Sans surprise, Washington réagit en relançant la polémique. Le directeur de la CIA, Leon Panetta, déclare dans une émission de grande écoute que, selon de récents renseignements, l’Iran aurait désormais assez d’uranium faiblement enrichi pour fabriquer des bombes. L’accusation est loufoque, dans la mesure où l’Iran ne dispose que d’uranium enrichi à moins de 20 % alors que les bombes atomiques sont fabriquées avec l’uranium enrichi à 70, voire 85 %. Peu importent les faits et la logique, « La raison du plus fort est toujours la meilleure ».

Mahmoud Ahmadinejad

Mahmoud Ahmadinejad plaide à la tribune de l’ONU  pour un Proche-Orient exempt d’armes nucléaires.

Conclusion

31 ans après le début de la Révolution islamique, l’Iran n’a pas dévié de sa trajectoire. Malgré la guerre par procuration que les grandes puissances lui ont livré, malgré les embargos et les sanctions de toutes sortes, il continue à questionner l’architecture des relations internationales et à se battre pour son indépendance et celle des autres nations. Si l’on relit rétrospectivement les interventions des diplomates et dirigeants iraniens à l’ONU, on observe qu’elles n’ont cessé de dénoncer le directoire que les grandes puissances exercent sur le reste du monde au moyen de leur siège permanent et de leur droit de veto au Conseil de sécurité. Et si l’on relit la presse occidentale, on observe qu’elle met en scène des scandales successifs pour ne pas avoir à rendre compte des propos des diplomates et dirigeants iraniens

Dans ce cadre, la position iranienne sur le nucléaire n’a pas varié, mais s’est approfondie. L’Iran a proposé de faire du Proche-Orient une zone dénucléarisée et Téhéran n’a cessé de porter ce projet qui vient seulement maintenant d’être examiné par l’ONU malgré l’opposition farouche d’Israël. L’Iran a pris de nombreuses initiatives pour que les Etats du Tiers-Monde rapprochent leur point de vue sur le nucléaire, la dernière en date étant la Conférence internationale sur le désarmement nucléaire qu’il a organisé en avril 2010.
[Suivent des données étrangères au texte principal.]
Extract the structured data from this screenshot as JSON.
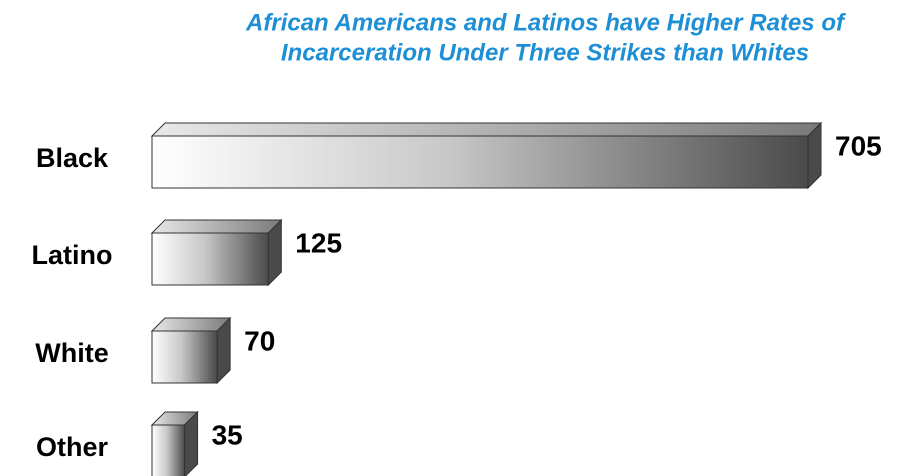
{
  "chart_data": {
    "type": "bar",
    "orientation": "horizontal",
    "title": [
      "African Americans and Latinos have Higher Rates of",
      "Incarceration Under Three Strikes than Whites"
    ],
    "title_color": "#1e8fd5",
    "categories": [
      "Black",
      "Latino",
      "White",
      "Other"
    ],
    "values": [
      705,
      125,
      70,
      35
    ],
    "color": "#4a4a4a"
  }
}
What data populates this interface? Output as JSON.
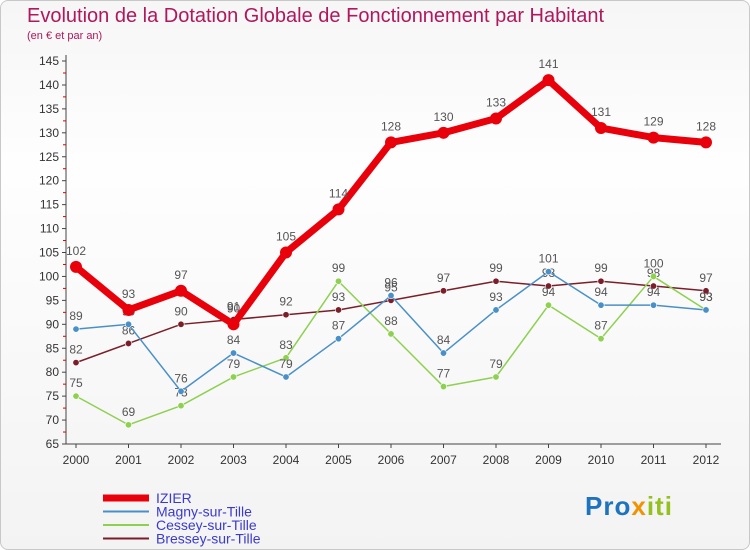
{
  "title": "Evolution de la Dotation Globale de Fonctionnement par Habitant",
  "subtitle": "(en € et par an)",
  "logo": {
    "text": "Proxiti",
    "colors": [
      "#1e73be",
      "#f39200",
      "#95c11f"
    ]
  },
  "chart_data": {
    "type": "line",
    "title": "Evolution de la Dotation Globale de Fonctionnement par Habitant",
    "subtitle": "(en € et par an)",
    "xlabel": "",
    "ylabel": "",
    "ylim": [
      65,
      145
    ],
    "ytick_step": 5,
    "grid": false,
    "legend_position": "bottom-left",
    "x": [
      "2000",
      "2001",
      "2002",
      "2003",
      "2004",
      "2005",
      "2006",
      "2007",
      "2008",
      "2009",
      "2010",
      "2011",
      "2012"
    ],
    "yticks": [
      "65",
      "70",
      "75",
      "80",
      "85",
      "90",
      "95",
      "100",
      "105",
      "110",
      "115",
      "120",
      "125",
      "130",
      "135",
      "140",
      "145"
    ],
    "series": [
      {
        "name": "IZIER",
        "color": "#e8000b",
        "values": [
          102,
          93,
          97,
          90,
          105,
          114,
          128,
          130,
          133,
          141,
          131,
          129,
          128
        ],
        "labels": [
          "102",
          "93",
          "97",
          "90",
          "105",
          "114",
          "128",
          "130",
          "133",
          "141",
          "131",
          "129",
          "128"
        ]
      },
      {
        "name": "Magny-sur-Tille",
        "color": "#4a90c8",
        "values": [
          89,
          90,
          76,
          84,
          79,
          87,
          96,
          84,
          93,
          101,
          94,
          94,
          93
        ],
        "labels": [
          "89",
          "90",
          "76",
          "84",
          "79",
          "87",
          "96",
          "84",
          "93",
          "101",
          "94",
          "94",
          "93"
        ]
      },
      {
        "name": "Cessey-sur-Tille",
        "color": "#8ed050",
        "values": [
          75,
          69,
          73,
          79,
          83,
          99,
          88,
          77,
          79,
          94,
          87,
          100,
          93
        ],
        "labels": [
          "75",
          "69",
          "73",
          "79",
          "83",
          "99",
          "88",
          "77",
          "79",
          "94",
          "87",
          "100",
          "93"
        ]
      },
      {
        "name": "Bressey-sur-Tille",
        "color": "#7a1f2a",
        "values": [
          82,
          86,
          90,
          91,
          92,
          93,
          95,
          97,
          99,
          98,
          99,
          98,
          97
        ],
        "labels": [
          "82",
          "86",
          "90",
          "91",
          "92",
          "93",
          "95",
          "97",
          "99",
          "98",
          "99",
          "98",
          "97"
        ]
      }
    ]
  }
}
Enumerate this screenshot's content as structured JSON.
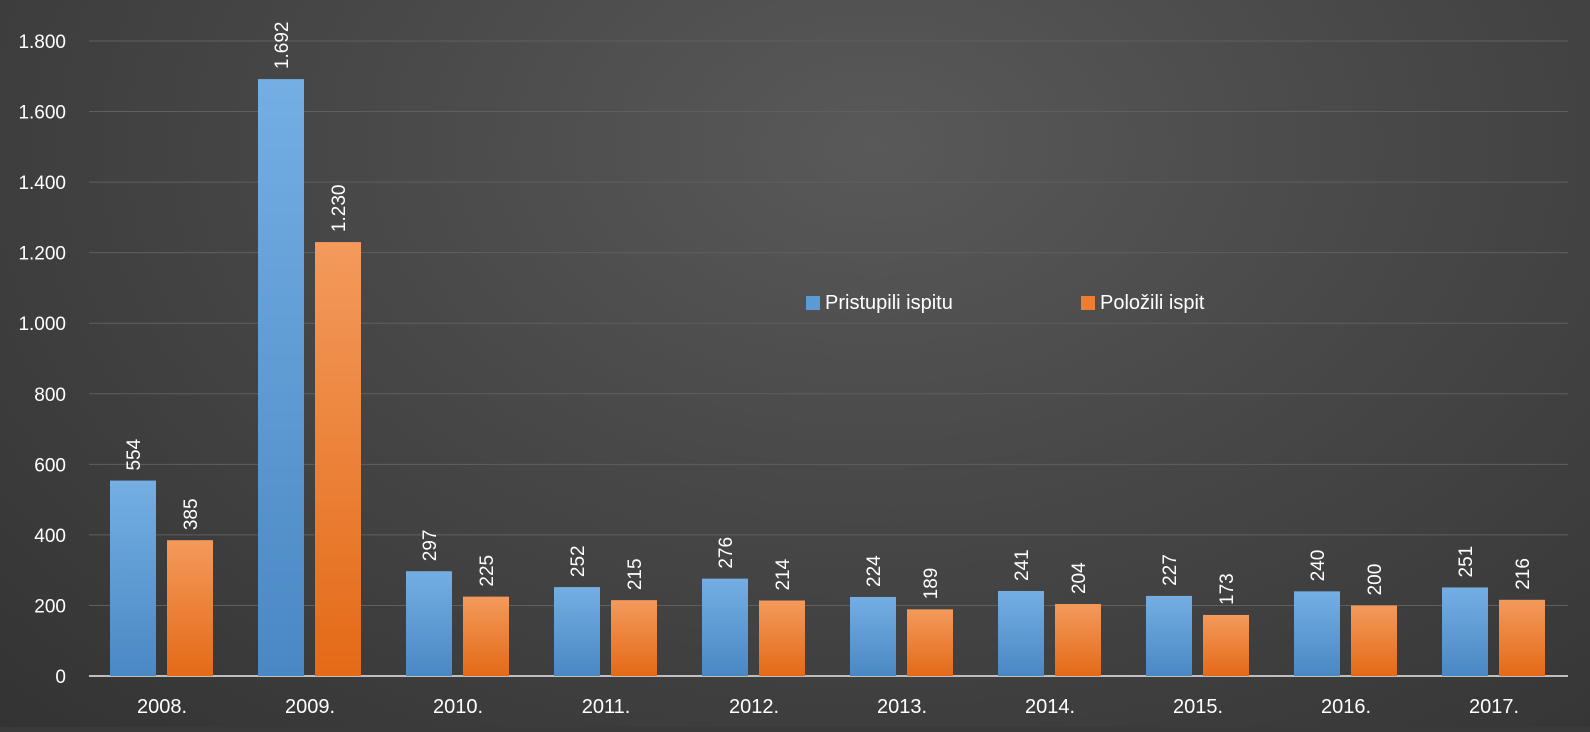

Dans cet affaire, le problème central n’est pas l’Iran, mais le refus des grandes puissances de se conformer à leurs obligations de signataires du Traité de non-prolifération : détruire au plus vite leurs stocks d’armes nucléaires. Or, loin de s’engager sur cette voie, l’administration Obama a publié sa nouvelle doctrine nucléaire dans laquelle elle prévoit de faire usage de l’arme nucléaire non pas seulement pour riposter à une attaque nucléaire, mais en première frappe contre des Etats non-nucléaires qui lui résistent.